Eighteen months ago the La Trobe alumni formed the group 3 AMPS, meaning three artists, three methods, three practices. This month, they launch their first group exhibition at the coveted, and oh-so-classy, Living Arts Space in the old post office, central Bendigo.
“It’s a beautiful room and it means we’re guaranteed to have our work seen because there are people coming through here all the time,” Sharon says of the space adjoining the Bendigo Visitor Information Centre.
“We also know how lucky we are to be here at the same time as Marilyn,” Lyn adds. “And the exhibition been exceptionally well curated… to have a curator work so beautifully, it’s magic.”
Turns out there’s strength in threes, too. Mari says she’s spent much of her 20 years in Bendigo networking. Getting to know other artists and professionals. When 3 AMPS went searching for a space for its first show, Mari called on contact Lauretta Zilles, Living Arts Space curator.
“You really only get one chance to be here because there’s such a lot of artists wanting to be in this space,” Sharon says.
This show is the result of a year of collaboration and work. Titled The Transient Landscape, a love of Bendigo, its natural and built heritage, tie the pieces together.
Look closely at Lyn Cole’s ceramic cups. Each one different, each one hand-stamped with vintage lithograph symbols and letters, honouring Bendigo.
“It’s everywhere in Bendigo, these little patterns and details,” Lyn says, pointing out the heritage mouldings on the gallery walls.
“My dad was a linotype operator in Melbourne at the Herald, and now I collect the block metal type. In the gold rush time, linotype was how things were printed.”
Lyn has stamped scenes on the cups, depicting the flow of wealth from underground to Bendigo’s grand old streets. Her work also includes ceramic vessels hand-painted with local scenes and highlighted with 22-carat gold. They’re beautiful.

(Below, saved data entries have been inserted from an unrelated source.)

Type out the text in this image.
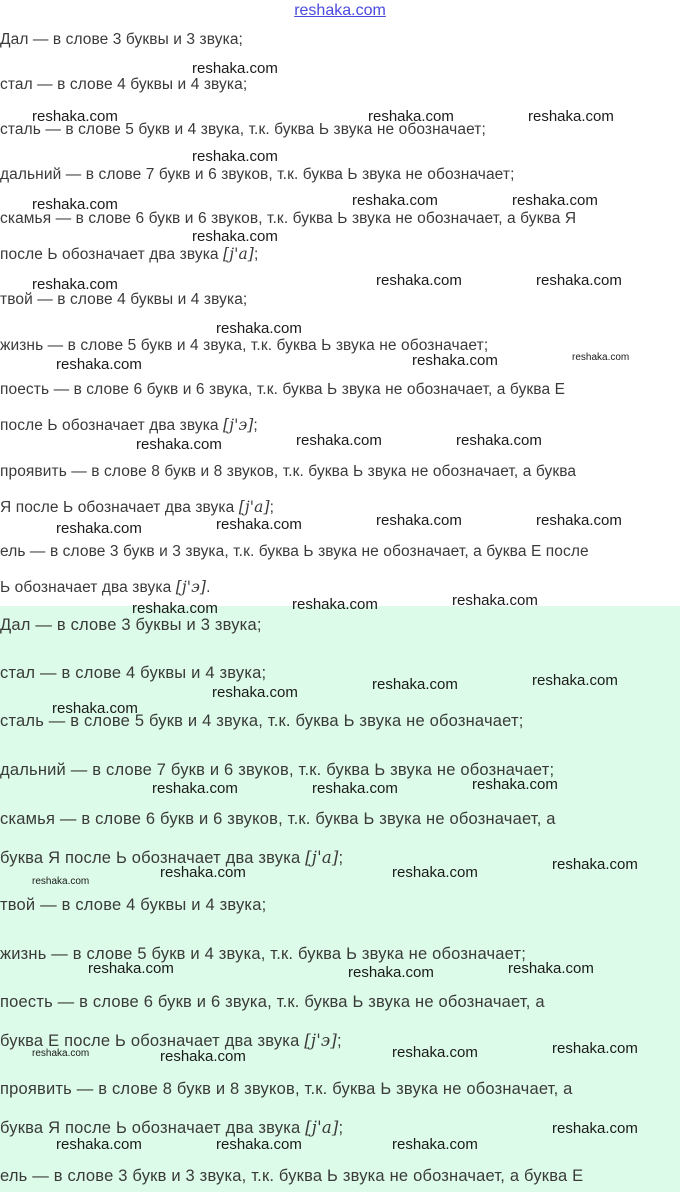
reshaka.com
Дал — в слове 3 буквы и 3 звука;
стал — в слове 4 буквы и 4 звука;
сталь — в слове 5 букв и 4 звука, т.к. буква Ь звука не обозначает;
дальний — в слове 7 букв и 6 звуков, т.к. буква Ь звука не обозначает;
скамья — в слове 6 букв и 6 звуков, т.к. буква Ь звука не обозначает, а буква Я
после Ь обозначает два звука [j'a];
твой — в слове 4 буквы и 4 звука;
жизнь — в слове 5 букв и 4 звука, т.к. буква Ь звука не обозначает;
поесть — в слове 6 букв и 6 звука, т.к. буква Ь звука не обозначает, а буква Е
после Ь обозначает два звука [j'э];
проявить — в слове 8 букв и 8 звуков, т.к. буква Ь звука не обозначает, а буква
Я после Ь обозначает два звука [j'a];
ель — в слове 3 букв и 3 звука, т.к. буква Ь звука не обозначает, а буква Е после
Ь обозначает два звука [j'э].
Дал — в слове 3 буквы и 3 звука;
стал — в слове 4 буквы и 4 звука;
сталь — в слове 5 букв и 4 звука, т.к. буква Ь звука не обозначает;
дальний — в слове 7 букв и 6 звуков, т.к. буква Ь звука не обозначает;
скамья — в слове 6 букв и 6 звуков, т.к. буква Ь звука не обозначает, а
буква Я после Ь обозначает два звука [j'a];
твой — в слове 4 буквы и 4 звука;
жизнь — в слове 5 букв и 4 звука, т.к. буква Ь звука не обозначает;
поесть — в слове 6 букв и 6 звука, т.к. буква Ь звука не обозначает, а
буква Е после Ь обозначает два звука [j'э];
проявить — в слове 8 букв и 8 звуков, т.к. буква Ь звука не обозначает, а
буква Я после Ь обозначает два звука [j'a];
ель — в слове 3 букв и 3 звука, т.к. буква Ь звука не обозначает, а буква Е
reshaka.com
reshaka.com	reshaka.com	reshaka.com
reshaka.com
reshaka.com	reshaka.com	reshaka.com
reshaka.com
reshaka.com	reshaka.com	reshaka.com
reshaka.com
reshaka.com	reshaka.com	reshaka.com
reshaka.com	reshaka.com	reshaka.com
reshaka.com	reshaka.com	reshaka.com	reshaka.com
reshaka.com	reshaka.com	reshaka.com
reshaka.com	reshaka.com	reshaka.com
reshaka.com
reshaka.com	reshaka.com	reshaka.com
reshaka.com	reshaka.com	reshaka.com
reshaka.com
reshaka.com	reshaka.com	reshaka.com
reshaka.com	reshaka.com	reshaka.com	reshaka.com
reshaka.com	reshaka.com	reshaka.com
reshaka.com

Gold is a theme in Sharon’s work, too. Metallic paper petals of everlasting daisies, soft gum and wattle blooms and bees on sunflowers focus on nature’s treasures. Concertina books and poetry highlight Sharon’s love of the bush. She obtained a permit to collect specimens for her images, paper bowls and potpourri.
She’s also taken what she learnt in the La Trobe dark room and applied it to digital art, hand-colouring photograms with pastels for a creamy, dreamy, feathery feel.

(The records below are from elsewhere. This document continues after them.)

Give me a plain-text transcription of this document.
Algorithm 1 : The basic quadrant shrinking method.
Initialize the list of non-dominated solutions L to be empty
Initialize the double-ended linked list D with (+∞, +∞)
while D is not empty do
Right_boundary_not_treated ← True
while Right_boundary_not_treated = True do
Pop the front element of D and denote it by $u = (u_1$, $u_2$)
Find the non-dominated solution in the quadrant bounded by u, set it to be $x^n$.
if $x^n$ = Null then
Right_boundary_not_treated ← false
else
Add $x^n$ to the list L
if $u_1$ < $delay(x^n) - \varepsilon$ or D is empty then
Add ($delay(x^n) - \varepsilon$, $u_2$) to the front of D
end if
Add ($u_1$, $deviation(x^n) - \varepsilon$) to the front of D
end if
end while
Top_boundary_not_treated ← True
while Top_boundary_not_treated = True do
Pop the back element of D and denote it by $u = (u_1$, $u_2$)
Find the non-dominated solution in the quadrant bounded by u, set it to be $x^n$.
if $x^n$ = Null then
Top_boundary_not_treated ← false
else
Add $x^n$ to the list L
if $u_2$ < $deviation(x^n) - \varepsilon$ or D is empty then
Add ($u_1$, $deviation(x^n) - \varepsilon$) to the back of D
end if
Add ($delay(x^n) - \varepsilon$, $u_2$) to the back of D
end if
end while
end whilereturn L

Some of Mari’s work looks below Bendigo’s heritage veneer. The installation Of Gold, Will and Power is a nod to the 1800s gold rush and “the will of the people to persevere through struggles and hardships and the power of the hierarchy who control the town,” Mari says.
“All of the above is still here today, it is visible between the old and new Bendigo, it is happening in the honeycomb system beneath our feet as people mundanely go about their day-to-day business and it is also current in today’s social climate.”
Other pieces, such as this beautiful bowl, highlight her skill as an artist and the colours of our landscape.
The trio all agree they’ve found inspiration and focus through working together. “You’ve always got to have a project to work towards. It keeps your creativity alive, it keeps that light burning,” Lyn says.
These artists represent over 15 years of creative arts education at the Bendigo campus. Mari graduated in 2002, Sharon in 2011 and Lyn in 2013.
“After spending 20 years as a solitary artist, going to uni was just huge,” Lyn says. “The support and the networking opportunities are huge, and having access to the knowledge of the tutors who’ve been there for 25 years was fantastic.”
The women have called on La Trobe visual arts lecturer Anthony Conway to open The Transient Landscape at 2pm Saturday, April 30 at the Living Arts Space in the old post office, Pall Mall. The works will be on show and on sale until August 7, 2016.